Napoli – Roberto De Simone: La Funzione del Centenario

Il 18 settembre il Teatro San Carlo di Napoli ha messo in scena i cori «devoti» per la festa di Piedigrotta con lo spettacolo teatral-musicale del maestro napoletano Roberto De Simone. L’evento è stato il clou della festa di Piedigrotta 2012, che ogni anno vede accorrere molti fedeli di religione cattolica alla tradizionale festa dei “nove sabati” allorquando i fedeli si davano appuntamento nove settimane prima della festa che ricorre l’8 settembre. Una manifestazione popolare che quest’anno si è conclusa con una cantata elaborata tra marce, tarantelle, cori di soldati, inni alla patria e canti di trincea tutti in onore di Maria Vergine. Con un’acuta Ave Maria, intonata dal tenore Giovanni Mauriello, in sinergia con 36 strumentisti (complesso di fiati) della Banda dell’Esercito Italiano diretti dal maestro Fulvio Creux, sette vocalisti ( diretti da Mariano Bauduin), un fisarmonicista solista ed il coro di 14 voci maschili, parte dell’Ensemble Vocale di Napoli, (diretti da Antonio Spagnolo ), è iniziato lo spettacolo dai ritmi oscillanti.

Un’ esibizione animata e viva dallo scorrimento veloce che ha accompagnato il pubblico in sala con una forte animazione alla scoperta della “Funzione”, il modo in cui i devoti di Santa Maria dell’Arco indicavano il rito penitenziale rivolto alla Madonna. Musiche e voci, alternate e mescolate tra loro, hanno raccontato gli ultimi drammatici cento anni della nostra storia assorbendo voracemente anche alcuni frammenti musicali di ascendenza militaresca. La materia musicale, in un flusso continuo, si è mescolata tra politica e religione, partecipazione popolare ed inni alla nazione. L’uniforme militare e la pulsante rappresentatività emotiva dei vocalisti (Paolo Romano, Alessandro Caricchia, Marco Caricchia, Raffaello Converso, Biagio Abenante, Matteo Mauriello e Mariano Bauduin), hanno reso bene l’idea del caos culturale della società capitalista odierna e passata.

Rigidi nell’aspetto, ma vissuti nella liturgia, con il loro impetrare hanno gridato libertà, lavoro ma anche festa. Erano grida di liberazione catartica molto simili a quelle degli ex voto ma fortemente scossi dalla guerra e dalle menzogne politiche.

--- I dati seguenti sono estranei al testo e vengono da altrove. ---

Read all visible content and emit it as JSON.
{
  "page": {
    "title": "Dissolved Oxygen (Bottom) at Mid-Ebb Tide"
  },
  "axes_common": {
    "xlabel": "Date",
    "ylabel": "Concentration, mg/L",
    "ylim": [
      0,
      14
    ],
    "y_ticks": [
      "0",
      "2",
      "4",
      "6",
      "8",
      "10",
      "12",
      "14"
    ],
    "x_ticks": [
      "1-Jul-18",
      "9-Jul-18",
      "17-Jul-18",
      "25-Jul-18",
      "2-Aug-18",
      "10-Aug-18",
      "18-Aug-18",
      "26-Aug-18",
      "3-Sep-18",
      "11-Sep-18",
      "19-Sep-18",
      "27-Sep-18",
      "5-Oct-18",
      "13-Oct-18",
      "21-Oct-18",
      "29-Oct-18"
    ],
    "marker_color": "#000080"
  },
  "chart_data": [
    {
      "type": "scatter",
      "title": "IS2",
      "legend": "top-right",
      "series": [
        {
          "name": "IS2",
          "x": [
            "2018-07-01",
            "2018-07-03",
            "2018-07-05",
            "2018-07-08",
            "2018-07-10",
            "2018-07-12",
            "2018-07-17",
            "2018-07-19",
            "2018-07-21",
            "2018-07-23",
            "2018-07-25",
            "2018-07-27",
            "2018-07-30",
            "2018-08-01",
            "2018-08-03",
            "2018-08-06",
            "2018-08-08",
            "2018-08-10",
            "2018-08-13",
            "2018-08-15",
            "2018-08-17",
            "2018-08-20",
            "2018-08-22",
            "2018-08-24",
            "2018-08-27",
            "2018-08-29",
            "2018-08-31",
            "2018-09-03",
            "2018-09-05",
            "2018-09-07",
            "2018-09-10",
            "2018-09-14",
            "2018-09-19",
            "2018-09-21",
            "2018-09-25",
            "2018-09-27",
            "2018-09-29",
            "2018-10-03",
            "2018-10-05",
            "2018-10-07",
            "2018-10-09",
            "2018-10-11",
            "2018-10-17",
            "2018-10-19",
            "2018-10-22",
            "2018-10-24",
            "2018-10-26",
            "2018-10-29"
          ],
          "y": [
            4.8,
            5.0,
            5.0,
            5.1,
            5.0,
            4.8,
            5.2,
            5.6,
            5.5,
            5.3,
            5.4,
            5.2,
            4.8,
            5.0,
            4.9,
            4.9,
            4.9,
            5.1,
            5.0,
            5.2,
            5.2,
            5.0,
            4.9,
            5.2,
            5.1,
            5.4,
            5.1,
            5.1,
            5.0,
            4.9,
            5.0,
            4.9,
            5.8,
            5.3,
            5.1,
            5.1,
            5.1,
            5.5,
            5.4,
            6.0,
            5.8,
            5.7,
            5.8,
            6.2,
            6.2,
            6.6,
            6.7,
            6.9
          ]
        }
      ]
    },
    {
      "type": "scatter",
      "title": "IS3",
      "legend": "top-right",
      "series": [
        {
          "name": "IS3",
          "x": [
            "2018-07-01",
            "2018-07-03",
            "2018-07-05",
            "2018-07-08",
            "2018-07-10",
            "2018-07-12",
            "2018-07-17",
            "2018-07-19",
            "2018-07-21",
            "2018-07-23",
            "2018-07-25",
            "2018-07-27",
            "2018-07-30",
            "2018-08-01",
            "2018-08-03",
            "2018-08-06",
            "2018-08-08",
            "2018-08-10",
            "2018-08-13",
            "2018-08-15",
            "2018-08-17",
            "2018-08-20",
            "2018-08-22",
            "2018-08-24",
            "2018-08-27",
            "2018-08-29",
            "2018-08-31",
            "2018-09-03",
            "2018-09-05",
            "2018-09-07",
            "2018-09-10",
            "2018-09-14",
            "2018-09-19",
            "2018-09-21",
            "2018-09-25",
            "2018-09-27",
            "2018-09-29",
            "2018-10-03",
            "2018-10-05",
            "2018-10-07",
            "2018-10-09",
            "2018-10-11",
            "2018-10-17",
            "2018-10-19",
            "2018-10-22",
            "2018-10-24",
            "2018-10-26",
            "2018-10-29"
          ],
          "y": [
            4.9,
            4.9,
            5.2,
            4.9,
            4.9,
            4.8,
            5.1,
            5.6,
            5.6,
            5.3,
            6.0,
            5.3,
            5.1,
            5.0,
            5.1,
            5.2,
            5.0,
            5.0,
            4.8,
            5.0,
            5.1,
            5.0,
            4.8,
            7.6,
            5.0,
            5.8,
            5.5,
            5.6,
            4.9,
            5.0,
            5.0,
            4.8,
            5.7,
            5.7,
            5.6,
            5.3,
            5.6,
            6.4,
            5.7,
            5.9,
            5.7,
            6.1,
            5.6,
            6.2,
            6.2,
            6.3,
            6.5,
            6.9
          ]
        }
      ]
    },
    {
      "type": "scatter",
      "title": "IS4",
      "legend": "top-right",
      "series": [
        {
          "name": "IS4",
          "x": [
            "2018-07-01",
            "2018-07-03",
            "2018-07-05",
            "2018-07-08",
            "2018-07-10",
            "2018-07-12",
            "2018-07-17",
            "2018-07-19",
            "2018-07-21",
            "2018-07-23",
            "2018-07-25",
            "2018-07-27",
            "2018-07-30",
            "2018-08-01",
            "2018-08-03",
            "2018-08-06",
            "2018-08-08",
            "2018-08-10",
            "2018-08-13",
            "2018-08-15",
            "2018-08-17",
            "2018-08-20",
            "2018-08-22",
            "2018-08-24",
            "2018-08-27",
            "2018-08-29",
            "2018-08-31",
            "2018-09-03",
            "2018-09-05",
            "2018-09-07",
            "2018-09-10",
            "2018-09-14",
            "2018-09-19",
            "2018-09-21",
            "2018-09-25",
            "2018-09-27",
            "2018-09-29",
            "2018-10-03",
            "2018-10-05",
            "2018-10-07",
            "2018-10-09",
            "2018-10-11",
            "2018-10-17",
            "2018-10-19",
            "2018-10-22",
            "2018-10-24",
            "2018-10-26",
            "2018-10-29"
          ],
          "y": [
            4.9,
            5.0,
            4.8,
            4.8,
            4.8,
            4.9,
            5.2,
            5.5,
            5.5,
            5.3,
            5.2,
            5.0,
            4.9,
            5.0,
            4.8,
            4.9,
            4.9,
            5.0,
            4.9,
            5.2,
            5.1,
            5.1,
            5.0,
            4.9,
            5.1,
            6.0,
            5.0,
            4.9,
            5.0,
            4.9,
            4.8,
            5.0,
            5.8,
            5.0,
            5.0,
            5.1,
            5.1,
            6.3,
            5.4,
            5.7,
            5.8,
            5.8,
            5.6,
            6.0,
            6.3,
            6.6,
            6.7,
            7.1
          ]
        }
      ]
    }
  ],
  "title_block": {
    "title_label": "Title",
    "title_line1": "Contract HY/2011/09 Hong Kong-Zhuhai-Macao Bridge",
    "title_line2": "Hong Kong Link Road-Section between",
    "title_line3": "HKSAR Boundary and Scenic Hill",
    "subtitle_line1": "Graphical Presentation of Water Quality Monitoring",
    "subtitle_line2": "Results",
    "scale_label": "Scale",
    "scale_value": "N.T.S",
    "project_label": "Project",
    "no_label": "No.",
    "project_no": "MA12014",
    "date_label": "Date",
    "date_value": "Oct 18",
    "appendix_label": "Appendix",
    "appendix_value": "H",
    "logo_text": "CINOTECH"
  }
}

In conclusione il compositore, musicologo, drammaturgo, regista ed etnomusicologo Roberto De Simone è riuscito con sagacia a prendere possesso del palco tra applausi, tripudi ed una standing ovation particolarmente sentita. La deferenza e l’apprezzamento per questo artista sono sempre forti ed il tripudio al Teatro San Carlo conferma la forte personalità e la vincente carriera di Roberto De Simone.

La “Funzione del Centenario” è una produzione della compagnia “Gli Alberi di Canto Teatro di Mariano Bauduin”.